Location
- Chilaw Sri Lanka
- Coordinates: 7°34′57″N 79°47′46″E﻿ / ﻿7.582412°N 79.796212°E

Information
- Type: Public
- Motto: Potest Qui Vult Latin - (We can if we but try!)
- Established: 1 May 1933; 92 years ago
- Founder: Caesar Albert
- Principal: Janaka Nishantha
- Grades: Class 6 - 13
- Gender: Boys
- Age: 11 to 19
- Enrollment: 2500
- Campus: 5 acres (20,000 m^{2})
- Colours: Black, gold and blue
- Pupils: Maryite’s

= St. Mary's College, Chilaw =

St. Mary's College, Chilaw is one of the oldest English educational institutes of past Ceylon. St. Mary's College is a provincial school, which provides secondary education.

== History ==
St. Mary's College, Chilaw was established as St. Mary's English School. It was founded in the premises of G. S. Perera at Jetty Street Chilaw. In 1905 the school was shifted to the Queen Victoria Memorial Hall, which was situated near the cathedral of Chilaw.

On 1 May 1933, the college handed over the administration to the De La Salle brothers and shifted to the current location, its first director was Rev. Bro. Caesar Albert.

It was a mixed school of girls and boys where the former principals were Rev. Father Joseph David Fernando and J. Robert Fernando who were attached to community of Oblates Mary immaculate. Messrs Len Karunaratne, Peter Lawrence Perera, A. G. Cambal and Roach were former head masters.

Sinhala, Tamil, English languages which were converted to multilingual medium college on 1 May 1933, handed over the administration to the De La Salle brothers and its first director was Rev. Bro.

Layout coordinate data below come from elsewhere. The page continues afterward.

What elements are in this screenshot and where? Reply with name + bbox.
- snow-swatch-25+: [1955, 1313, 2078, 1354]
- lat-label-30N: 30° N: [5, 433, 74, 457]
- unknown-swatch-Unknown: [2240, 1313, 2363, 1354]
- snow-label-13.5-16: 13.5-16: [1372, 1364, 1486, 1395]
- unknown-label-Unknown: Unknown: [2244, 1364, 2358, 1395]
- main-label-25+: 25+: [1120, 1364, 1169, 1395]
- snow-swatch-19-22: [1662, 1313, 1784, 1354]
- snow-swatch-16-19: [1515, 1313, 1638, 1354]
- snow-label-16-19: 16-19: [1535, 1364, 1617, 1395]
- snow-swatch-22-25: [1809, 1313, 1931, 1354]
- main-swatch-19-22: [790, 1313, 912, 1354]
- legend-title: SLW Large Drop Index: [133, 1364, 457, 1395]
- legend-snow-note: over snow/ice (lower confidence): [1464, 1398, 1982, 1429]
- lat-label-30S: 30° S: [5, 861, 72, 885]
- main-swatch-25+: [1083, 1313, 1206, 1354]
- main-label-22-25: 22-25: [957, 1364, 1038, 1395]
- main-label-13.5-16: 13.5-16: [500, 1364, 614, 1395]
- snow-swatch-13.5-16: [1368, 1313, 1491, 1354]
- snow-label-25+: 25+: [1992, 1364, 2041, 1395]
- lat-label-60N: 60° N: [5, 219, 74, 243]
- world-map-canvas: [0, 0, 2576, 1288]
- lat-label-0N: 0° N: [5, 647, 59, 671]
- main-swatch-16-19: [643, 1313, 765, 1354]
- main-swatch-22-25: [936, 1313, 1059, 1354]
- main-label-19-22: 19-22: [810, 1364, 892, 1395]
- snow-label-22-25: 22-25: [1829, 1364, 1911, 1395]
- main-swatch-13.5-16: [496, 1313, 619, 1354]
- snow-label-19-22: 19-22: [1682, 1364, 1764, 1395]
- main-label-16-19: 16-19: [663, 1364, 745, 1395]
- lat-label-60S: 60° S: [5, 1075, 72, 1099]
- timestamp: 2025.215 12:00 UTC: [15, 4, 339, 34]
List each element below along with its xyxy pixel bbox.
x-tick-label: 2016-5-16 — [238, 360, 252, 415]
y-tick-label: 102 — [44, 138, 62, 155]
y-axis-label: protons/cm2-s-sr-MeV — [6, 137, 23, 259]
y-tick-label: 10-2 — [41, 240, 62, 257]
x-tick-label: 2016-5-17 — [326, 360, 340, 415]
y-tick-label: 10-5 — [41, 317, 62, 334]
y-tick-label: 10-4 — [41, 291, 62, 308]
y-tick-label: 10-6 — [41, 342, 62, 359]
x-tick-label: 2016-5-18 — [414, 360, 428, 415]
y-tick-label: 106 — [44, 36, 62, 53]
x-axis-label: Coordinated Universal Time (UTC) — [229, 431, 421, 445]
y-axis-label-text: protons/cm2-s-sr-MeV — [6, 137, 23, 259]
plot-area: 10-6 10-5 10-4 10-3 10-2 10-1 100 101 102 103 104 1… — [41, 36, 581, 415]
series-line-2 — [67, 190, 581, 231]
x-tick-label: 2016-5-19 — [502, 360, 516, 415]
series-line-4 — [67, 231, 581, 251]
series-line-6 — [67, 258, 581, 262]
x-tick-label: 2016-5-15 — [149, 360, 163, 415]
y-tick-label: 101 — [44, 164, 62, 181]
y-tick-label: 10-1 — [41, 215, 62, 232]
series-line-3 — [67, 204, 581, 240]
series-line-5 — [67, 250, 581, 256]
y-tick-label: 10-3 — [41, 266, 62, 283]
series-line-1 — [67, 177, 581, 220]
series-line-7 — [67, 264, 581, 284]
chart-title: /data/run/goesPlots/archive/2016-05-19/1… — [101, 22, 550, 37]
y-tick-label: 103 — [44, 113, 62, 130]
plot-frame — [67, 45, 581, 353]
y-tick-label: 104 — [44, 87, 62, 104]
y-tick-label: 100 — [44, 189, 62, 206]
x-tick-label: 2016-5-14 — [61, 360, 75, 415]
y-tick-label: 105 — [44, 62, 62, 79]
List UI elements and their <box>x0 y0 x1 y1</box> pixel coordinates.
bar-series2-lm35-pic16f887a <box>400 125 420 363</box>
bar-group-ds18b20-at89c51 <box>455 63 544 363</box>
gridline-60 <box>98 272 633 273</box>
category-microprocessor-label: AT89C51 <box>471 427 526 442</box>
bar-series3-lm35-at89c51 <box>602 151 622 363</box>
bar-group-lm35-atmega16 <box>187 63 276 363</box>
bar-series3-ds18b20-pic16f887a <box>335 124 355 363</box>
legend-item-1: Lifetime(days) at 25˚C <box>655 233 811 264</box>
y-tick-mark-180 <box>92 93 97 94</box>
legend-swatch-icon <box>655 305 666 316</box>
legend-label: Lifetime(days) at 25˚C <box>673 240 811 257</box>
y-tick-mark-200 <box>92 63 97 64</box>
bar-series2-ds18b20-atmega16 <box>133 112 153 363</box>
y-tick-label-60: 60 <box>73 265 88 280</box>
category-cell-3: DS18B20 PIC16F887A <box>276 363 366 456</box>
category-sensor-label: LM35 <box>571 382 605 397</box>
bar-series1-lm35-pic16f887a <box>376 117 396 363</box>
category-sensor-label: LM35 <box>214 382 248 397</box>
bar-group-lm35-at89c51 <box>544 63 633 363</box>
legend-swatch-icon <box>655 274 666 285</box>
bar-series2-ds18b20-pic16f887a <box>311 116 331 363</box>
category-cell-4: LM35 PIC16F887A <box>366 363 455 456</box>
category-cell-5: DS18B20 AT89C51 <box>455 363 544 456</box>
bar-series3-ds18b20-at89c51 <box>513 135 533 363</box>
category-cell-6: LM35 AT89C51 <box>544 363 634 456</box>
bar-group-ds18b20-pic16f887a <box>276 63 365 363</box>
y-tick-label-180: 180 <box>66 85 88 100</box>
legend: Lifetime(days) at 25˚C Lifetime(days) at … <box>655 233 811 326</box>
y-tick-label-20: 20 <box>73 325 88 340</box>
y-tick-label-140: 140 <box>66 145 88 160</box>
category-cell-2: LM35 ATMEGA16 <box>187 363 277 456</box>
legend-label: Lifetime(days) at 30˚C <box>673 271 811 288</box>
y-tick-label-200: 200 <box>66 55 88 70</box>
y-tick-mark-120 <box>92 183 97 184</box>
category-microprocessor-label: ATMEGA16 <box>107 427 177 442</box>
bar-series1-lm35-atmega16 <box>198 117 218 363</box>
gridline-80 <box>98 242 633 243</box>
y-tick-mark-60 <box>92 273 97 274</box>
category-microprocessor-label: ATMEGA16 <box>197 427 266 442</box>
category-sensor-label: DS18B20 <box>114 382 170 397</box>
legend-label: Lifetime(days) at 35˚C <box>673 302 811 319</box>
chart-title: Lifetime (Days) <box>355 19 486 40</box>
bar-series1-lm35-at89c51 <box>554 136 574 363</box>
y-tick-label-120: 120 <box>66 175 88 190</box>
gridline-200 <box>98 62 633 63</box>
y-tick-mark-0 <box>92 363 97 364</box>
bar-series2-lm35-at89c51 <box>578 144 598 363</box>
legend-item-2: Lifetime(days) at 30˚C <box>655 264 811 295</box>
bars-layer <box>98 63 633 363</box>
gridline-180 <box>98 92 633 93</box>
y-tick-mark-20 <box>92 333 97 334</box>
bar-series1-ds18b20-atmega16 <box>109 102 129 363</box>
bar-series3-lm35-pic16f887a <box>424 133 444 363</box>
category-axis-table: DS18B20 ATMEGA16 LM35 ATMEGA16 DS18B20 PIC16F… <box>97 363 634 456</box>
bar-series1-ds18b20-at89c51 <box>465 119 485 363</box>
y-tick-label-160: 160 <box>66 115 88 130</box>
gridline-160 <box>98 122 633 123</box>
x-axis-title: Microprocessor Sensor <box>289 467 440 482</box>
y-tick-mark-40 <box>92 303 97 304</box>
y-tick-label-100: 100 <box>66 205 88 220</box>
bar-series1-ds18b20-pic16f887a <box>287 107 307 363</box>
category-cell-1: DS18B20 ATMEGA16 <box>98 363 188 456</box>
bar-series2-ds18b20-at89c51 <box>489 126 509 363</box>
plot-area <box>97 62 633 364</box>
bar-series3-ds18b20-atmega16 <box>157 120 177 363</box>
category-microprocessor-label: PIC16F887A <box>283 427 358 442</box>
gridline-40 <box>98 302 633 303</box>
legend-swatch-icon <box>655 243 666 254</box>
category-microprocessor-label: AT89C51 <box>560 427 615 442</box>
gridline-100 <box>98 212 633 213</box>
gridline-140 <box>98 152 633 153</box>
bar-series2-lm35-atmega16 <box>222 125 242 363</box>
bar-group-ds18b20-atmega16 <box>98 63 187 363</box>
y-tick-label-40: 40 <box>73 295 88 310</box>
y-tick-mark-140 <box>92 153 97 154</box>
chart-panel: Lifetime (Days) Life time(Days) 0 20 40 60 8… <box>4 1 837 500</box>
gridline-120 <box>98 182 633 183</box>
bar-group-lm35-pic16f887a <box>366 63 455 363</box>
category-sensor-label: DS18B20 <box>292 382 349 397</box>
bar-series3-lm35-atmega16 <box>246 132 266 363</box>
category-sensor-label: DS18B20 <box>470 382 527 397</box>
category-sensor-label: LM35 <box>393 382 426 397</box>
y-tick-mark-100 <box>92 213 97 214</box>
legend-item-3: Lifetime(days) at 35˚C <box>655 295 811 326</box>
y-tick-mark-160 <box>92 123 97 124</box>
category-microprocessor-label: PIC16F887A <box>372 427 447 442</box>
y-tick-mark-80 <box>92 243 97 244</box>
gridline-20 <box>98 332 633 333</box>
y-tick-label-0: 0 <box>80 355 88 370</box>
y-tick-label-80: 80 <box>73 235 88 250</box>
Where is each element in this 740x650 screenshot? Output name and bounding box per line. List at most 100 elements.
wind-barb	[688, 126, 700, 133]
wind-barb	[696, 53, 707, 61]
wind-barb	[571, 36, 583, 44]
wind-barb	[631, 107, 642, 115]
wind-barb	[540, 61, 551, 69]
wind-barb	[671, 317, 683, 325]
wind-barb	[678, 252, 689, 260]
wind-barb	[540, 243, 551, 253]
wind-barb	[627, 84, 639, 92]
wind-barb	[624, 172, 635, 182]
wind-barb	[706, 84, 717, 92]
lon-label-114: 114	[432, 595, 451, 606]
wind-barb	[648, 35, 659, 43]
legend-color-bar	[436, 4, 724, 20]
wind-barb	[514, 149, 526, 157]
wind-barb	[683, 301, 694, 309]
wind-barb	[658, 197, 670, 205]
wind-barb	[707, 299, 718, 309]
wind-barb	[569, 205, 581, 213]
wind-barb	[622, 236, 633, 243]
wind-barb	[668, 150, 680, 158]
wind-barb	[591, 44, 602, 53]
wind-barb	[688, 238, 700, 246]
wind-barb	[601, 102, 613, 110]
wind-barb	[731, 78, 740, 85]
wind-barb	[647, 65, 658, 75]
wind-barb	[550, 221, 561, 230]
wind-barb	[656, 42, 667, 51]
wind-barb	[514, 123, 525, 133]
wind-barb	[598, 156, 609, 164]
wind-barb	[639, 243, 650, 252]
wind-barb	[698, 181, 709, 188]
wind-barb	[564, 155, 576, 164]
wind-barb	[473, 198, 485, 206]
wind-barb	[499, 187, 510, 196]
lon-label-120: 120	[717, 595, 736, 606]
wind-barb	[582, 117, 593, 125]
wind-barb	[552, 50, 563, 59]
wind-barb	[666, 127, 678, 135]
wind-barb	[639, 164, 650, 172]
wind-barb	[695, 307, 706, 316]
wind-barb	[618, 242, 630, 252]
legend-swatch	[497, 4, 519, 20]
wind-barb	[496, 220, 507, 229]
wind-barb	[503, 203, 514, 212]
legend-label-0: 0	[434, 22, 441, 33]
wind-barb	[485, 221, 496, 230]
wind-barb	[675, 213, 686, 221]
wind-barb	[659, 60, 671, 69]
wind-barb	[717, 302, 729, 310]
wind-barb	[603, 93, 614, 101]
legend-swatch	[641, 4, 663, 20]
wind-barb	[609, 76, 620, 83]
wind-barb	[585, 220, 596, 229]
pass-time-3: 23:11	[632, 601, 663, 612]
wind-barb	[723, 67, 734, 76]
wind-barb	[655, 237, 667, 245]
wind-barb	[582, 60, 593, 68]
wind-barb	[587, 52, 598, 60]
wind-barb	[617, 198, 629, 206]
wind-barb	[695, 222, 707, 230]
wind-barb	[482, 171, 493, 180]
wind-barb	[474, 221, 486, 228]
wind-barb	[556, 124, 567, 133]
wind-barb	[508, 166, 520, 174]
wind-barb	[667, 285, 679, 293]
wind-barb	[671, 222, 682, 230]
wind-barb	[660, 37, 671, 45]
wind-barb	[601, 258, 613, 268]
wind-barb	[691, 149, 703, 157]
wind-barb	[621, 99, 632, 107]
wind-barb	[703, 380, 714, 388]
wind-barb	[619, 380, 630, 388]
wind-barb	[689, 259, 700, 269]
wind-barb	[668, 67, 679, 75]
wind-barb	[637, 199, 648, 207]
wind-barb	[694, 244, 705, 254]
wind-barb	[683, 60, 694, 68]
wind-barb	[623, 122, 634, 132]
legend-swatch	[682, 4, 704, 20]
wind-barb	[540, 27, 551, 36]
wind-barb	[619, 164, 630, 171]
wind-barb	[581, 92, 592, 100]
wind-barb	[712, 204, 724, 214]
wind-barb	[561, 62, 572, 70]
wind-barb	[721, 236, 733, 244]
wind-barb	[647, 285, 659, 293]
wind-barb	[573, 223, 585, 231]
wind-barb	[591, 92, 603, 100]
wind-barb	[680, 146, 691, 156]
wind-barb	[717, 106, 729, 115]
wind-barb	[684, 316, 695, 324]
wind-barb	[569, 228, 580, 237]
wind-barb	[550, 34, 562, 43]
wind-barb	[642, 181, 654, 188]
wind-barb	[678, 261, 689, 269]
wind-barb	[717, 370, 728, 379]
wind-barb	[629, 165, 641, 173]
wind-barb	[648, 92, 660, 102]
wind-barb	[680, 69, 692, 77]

Caesar Albert.

== The college today ==
The college provides education to 2,500 students from grade 6 to grade 13. It is governed by the Roman Catholic Diocese of Chilaw and the provincial Government.

== College crest ==
- Ocean
- Shining Star
- AM (Ave Maria)
- Motto - "Potest Qvi Vult"

The shining star, also known as the ocean star, symbolises Our Lady of Mount Carmel.

== College houses ==
- De Costa House
- Camillus House
- Robert House
- De La Salle House

== Past principals (rectors) ==

| Name | From | To |
| Bro.Caesar Albert | 01.05.1933 | 1935 |
| Bro.Theodoret of Mary | 17.06.1935 | 1939 |
| Bro.Antony Francis | 30.04.1939 | 1940 |
| Bro.Vaclay Maria | 25.08.1940 | 1943 |
| Bro.Hermenegild (acting | 05.11.1943 | 1944 |
| Bro.Caesar Albert | 16.01.1944 | 1945 |
| Bro.Cassian of Jesus | 10.04.1945 | 1946 |
| Bro.Hugh Faringdon | 01.01.1947 | 1948 |
| Bro.Anselm Calixtus | 01.09.1948 | 1950 |
Bro.Hugh Faringdon
| Bro.Hermenegild Joseph | 15.02.1950 | 1953 |
| Bro.Anselm Calixtus | 02.05.1953 | 1953 |
| Bro.lawrence Justinian | 26.06.1953 | 1955 |
| Bro.Glastian Oliver | 29.06.1953 | 1958 |
| Bro.Hugh Faringdon | 01.01.1959 | 1959 |
| Bro.lewis of Jesus | 01.01.1960 | 1965 |
(The school was handed over to Govt. on 08.10.1962)
| Bro.Thomas Alphonsus | 04.01.1966 | 1968 |
| Bro.Edwin Ambrose | 01.06.1969 | 1979 |
| Bro.George de Silva | 15.09.1979 | 1986 |
| Bro.Aloysius Stephen | 20.10.1986 | 1992 |
| Bro.Placidus Fernando | 15.01.1992 | 01.10.1995 |
| Bro.Sadalal Alwis | 2011 | 2016 |
| Fr.Benate Shantha | 2016 | 2017 |
| Mr.Munasingha Parakrama | 2017 | 2021 |
| Fr.Janaka Nishantha | 2021 |

== Diamond jubilee ==
Celebration of 75 years since its inception was celebrated on September 17, 2008. The college was founded and formed under the mantle of De La Salle Christian Brothers on 17 September 1933. St. Mary’s College began with a group of three Christian Brothers of the Order of De La Salle.

Valence Mendis, Bishop of Chilaw and Frank Marcus Fernando, Bishop Emeritus were co-celebrants of Holy Mass at Our Lady of Mount Carmel Cathedral, Chilaw on 17 September, followed by a procession to the venue at St. Mary’s College where a meeting was held with the guests, students, parents and well-wishers.